In Lopez de Prado's Advances in Financial Machine Learning, Chapter 3, Prof. Lopez de Padro talks about dropping rare labels:
Some ML classifiers do not perform well when classes are too imbalanced. In those circumstances, it is preferable to drop extremely rare labels and focus on the more common outcomes. Snippet 3.8 presents a procedure that recursively drops observations associated with extremely rare labels. Function dropLabels recursively eliminates those observations associated with classes that appear less than a fraction minPct of cases, unless there are only two classes left.
I fail to see what could that mean, seeing as (if I understood correctly), the labels are either Go/No Go (for metalabeling) or Short/Flat/Long for "prime" labeling.

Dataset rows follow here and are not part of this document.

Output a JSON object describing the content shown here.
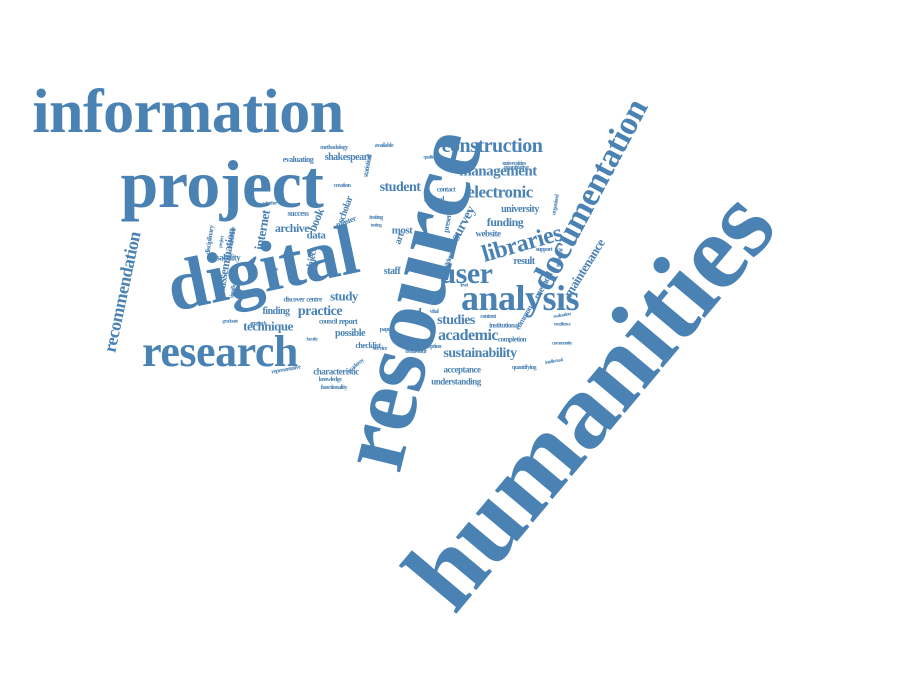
{
  "colors": {
    "word": "#4a82b4",
    "background": "#ffffff"
  },
  "words": [
    {
      "text": "humanities"
    },
    {
      "text": "resource"
    },
    {
      "text": "information"
    },
    {
      "text": "project"
    },
    {
      "text": "digital"
    },
    {
      "text": "research"
    },
    {
      "text": "analysis"
    },
    {
      "text": "documentation"
    },
    {
      "text": "construction"
    },
    {
      "text": "user"
    },
    {
      "text": "libraries"
    },
    {
      "text": "management"
    },
    {
      "text": "electronic"
    },
    {
      "text": "recommendation"
    },
    {
      "text": "sustainability"
    },
    {
      "text": "academic"
    },
    {
      "text": "student"
    },
    {
      "text": "practice"
    },
    {
      "text": "studies"
    },
    {
      "text": "funding"
    },
    {
      "text": "survey"
    },
    {
      "text": "maintenance"
    },
    {
      "text": "technique"
    },
    {
      "text": "study"
    },
    {
      "text": "internet"
    },
    {
      "text": "dissemination"
    },
    {
      "text": "archive"
    },
    {
      "text": "book"
    },
    {
      "text": "university"
    },
    {
      "text": "website"
    },
    {
      "text": "usability"
    },
    {
      "text": "data"
    },
    {
      "text": "finding"
    },
    {
      "text": "staff"
    },
    {
      "text": "good"
    },
    {
      "text": "result"
    },
    {
      "text": "method"
    },
    {
      "text": "possible"
    },
    {
      "text": "acceptance"
    },
    {
      "text": "understanding"
    },
    {
      "text": "characteristic"
    },
    {
      "text": "shakespeare"
    },
    {
      "text": "evaluating"
    },
    {
      "text": "methodology"
    },
    {
      "text": "available"
    },
    {
      "text": "most"
    },
    {
      "text": "art"
    },
    {
      "text": "many"
    },
    {
      "text": "report"
    },
    {
      "text": "council"
    },
    {
      "text": "centre"
    },
    {
      "text": "discover"
    },
    {
      "text": "subject"
    },
    {
      "text": "success"
    },
    {
      "text": "master"
    },
    {
      "text": "scholar"
    },
    {
      "text": "quantifying"
    },
    {
      "text": "completion"
    },
    {
      "text": "checklist"
    },
    {
      "text": "statistical"
    },
    {
      "text": "critical"
    },
    {
      "text": "contact"
    },
    {
      "text": "universities"
    },
    {
      "text": "quantitative"
    },
    {
      "text": "organised"
    },
    {
      "text": "technical"
    },
    {
      "text": "support"
    },
    {
      "text": "present"
    },
    {
      "text": "builder"
    },
    {
      "text": "content"
    },
    {
      "text": "institutional"
    },
    {
      "text": "common"
    },
    {
      "text": "evaluation"
    },
    {
      "text": "creation"
    },
    {
      "text": "disciplinary"
    },
    {
      "text": "important"
    },
    {
      "text": "significant"
    },
    {
      "text": "usage"
    },
    {
      "text": "service"
    },
    {
      "text": "behaviour"
    },
    {
      "text": "perception"
    },
    {
      "text": "knowledge"
    },
    {
      "text": "functionality"
    },
    {
      "text": "representative"
    },
    {
      "text": "academy"
    },
    {
      "text": "paper"
    },
    {
      "text": "qualitative"
    },
    {
      "text": "excellence"
    },
    {
      "text": "community"
    },
    {
      "text": "intellectual"
    },
    {
      "text": "graduate"
    },
    {
      "text": "project"
    },
    {
      "text": "testing"
    },
    {
      "text": "level"
    },
    {
      "text": "vital"
    },
    {
      "text": "faculty"
    },
    {
      "text": "testing"
    },
    {
      "text": "approach"
    },
    {
      "text": "whether"
    }
  ]
}
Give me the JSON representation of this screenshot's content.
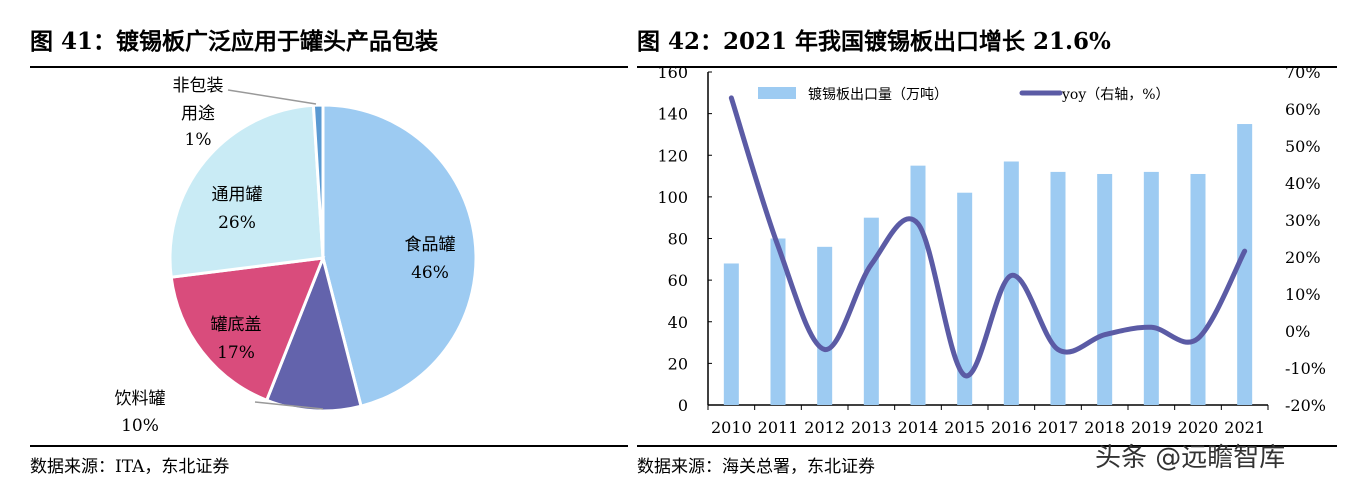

Dropping rare labels until only two are left is meaningless for Go/No Go, and as for Short/Flat/Long labeling - while it is possible to apply the method and drop one of the classes if too rare, it seems to me the the implication of the language of the quote suggests that the author expects more then these three labels (otherwise the language of the quote would probably refer to it) - to speak nothing of the fact that an expectation of three labels, only one of which could be dropped would render the use of a recursive approach irrelevant).
So I can summarize that the author expects different types of labels, of which more then 3 are expected. What are those labels and how are they generated?